À l’inverse, le stress chronique ne laisse pas de temps pour se ressourcer et récupérer. "On s’épuise, on se démotive. Et ça peut aller jusqu’au burn out, un effondrement complet, où on ne contrôle plus rien". Mais avant d’en arriver là, le stress provoque aussi maux de dos ou de tête, anxiété ou tristesse, perte d’intérêt ou confusion, consommation excessive d’alcool, de drogue ou de médicaments… "Des petits signes qu’il faut écouter, conseille Béatrice Le Tennier. Car on peut apprendre à gérer son stress".

 

Prendre conscience des stresseurs

La première étape consiste à prendre conscience de ses "stresseurs" : conflits de personnes, course contre le temps, peur de l’échec, surcharge de travail soucis de santé… "Pour les agriculteurs, ce peut aussi être la solitude, la pression financière, l’épuisement physique et psychique, la perte de sens". Puis, après avoir observé les conséquences de ce stress sur son quotidien, à chacun de déterminer les actions à mettre en place. "Pour certains, ce sera 10 minutes de yoga, pour d'autres 30 minutes de footing". Mais il faudra aller plus loin, en agissant directement sur les stresseurs (voir encadré), mais aussi sur son corps. "Pour parvenir à lutter contre le stress, il faut une bonne hygiène de vie", détaille la psychothérapeute, en listant temps de sommeil suffisant, respect de ses rythmes biologiques, alimentation équilibrée, sport… "Il faut aussi penser à boire suffisamment ! Le stress va produire des toxines, qu’il faut éliminer".
Pour contrer le stress, il faut également discerner et accepter ses états émotionnels. "Derrière nos émotions, peur, colère, joie ou tristesse, il y a des besoins sous-jacents, d’amour, de respect, d’écoute... Et il nous oser demander pour garder l’équilibre".

 

Puiser dans ses ressources

Enfin, pour gérer le stress, chacun devra puiser dans ses ressources internes, en relativisant, en trouvant des solutions alternatives, en gardant le sens de l’humour… Ou externes, en s’appuyant sur la famille ou les amis, mais aussi les différents réseaux professionnels, permettant d’échanger et de partager. "Et quand on se sent vraiment débordé, il faut être capable de solliciter l’aide d’un professionnel, médecin de famille, psychologue...".

 

Un coup de fil pour partager ses souffrances

La MSA d’Armorique a voulu profiter de ces conférences pour rappeler que le monde agricole a à sa disposition plusieurs dispositifs d’écoute, gratuits et anonymes :
- Agriculteurs en difficulté (MSA d’Armorique), au 02 96 78 88 22, aux heures de bureau
- Agri’écoute (caisse centrale de MSA), au 09 69 39 29 19, 24h/24, 7j/7
- La chambre d’agriculture au 02 98 86 59 85, aux heures de bureau
- Solidarité paysans au 02 29 20 08 09, aux heures de bureau
- Et les différentes antennes de SOS amitié, 24h/24.

 

Lutter efficacement contre les stresseurs

"Pour lutter contre les stresseurs, on peut agir en trois temps", préconise Béatrice Le Tennier.
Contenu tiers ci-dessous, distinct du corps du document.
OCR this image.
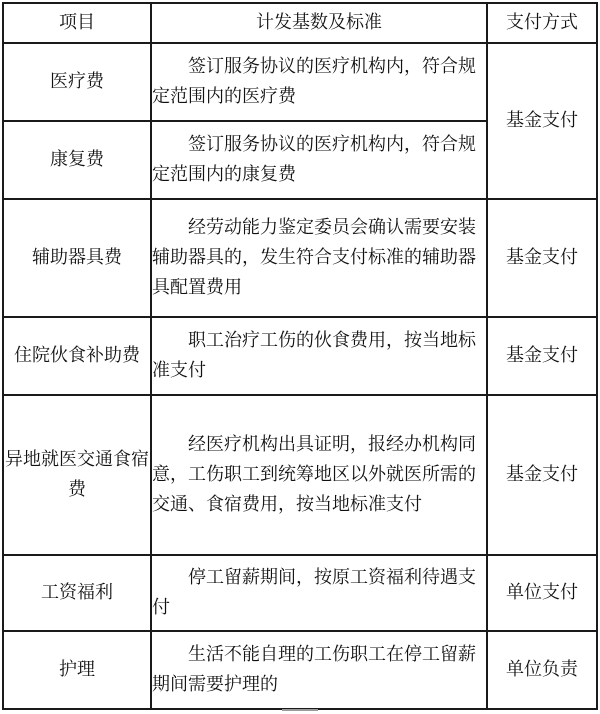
项目	计发基数及标准	支付方式
医疗费	签订服务协议的医疗机构内，符合规定范围内的医疗费	基金支付
康复费	签订服务协议的医疗机构内，符合规定范围内的康复费	

辅助器具费	经劳动能力鉴定委员会确认需要安装辅助器具的，发生符合支付标准的辅助器具配置费用	基金支付
住院伙食补助费	职工治疗工伤的伙食费用，按当地标准支付	基金支付
异地就医交通食宿费	经医疗机构出具证明，报经办机构同意，工伤职工到统筹地区以外就医所需的交通、食宿费用，按当地标准支付	基金支付
工资福利	停工留薪期间，按原工资福利待遇支付	单位支付
护理	生活不能自理的工伤职工在停工留薪期间需要护理的	单位负责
Et de prendre l’exemple d’une personne stressée par l’attente aux caisses de supermarché, le samedi matin. "Elle peut choisir de faire ses courses à un moment creux de la semaine". S’il n’est pas possible de s’affranchir de l’élément déclencheur de stress, on peut faire le choix de changer ses pensées. "Plutôt que de trépigner contre cet hypermarché mal organisé ou cette caissière trop lente, on peut profiter de ce temps pour faire quelques discrets exercices de yoga derrière son caddie. Mais aussi profiter d’un bouchon pour écouter de la bonne musique, de l’attente dans un cabinet médical pour prendre une revue ou sa tablette". Enfin, on peut agir sur le stress lui-même, "en pratiquant quelques respirations, de la cohérence cardiaque… pour retrouver le calme intérieur".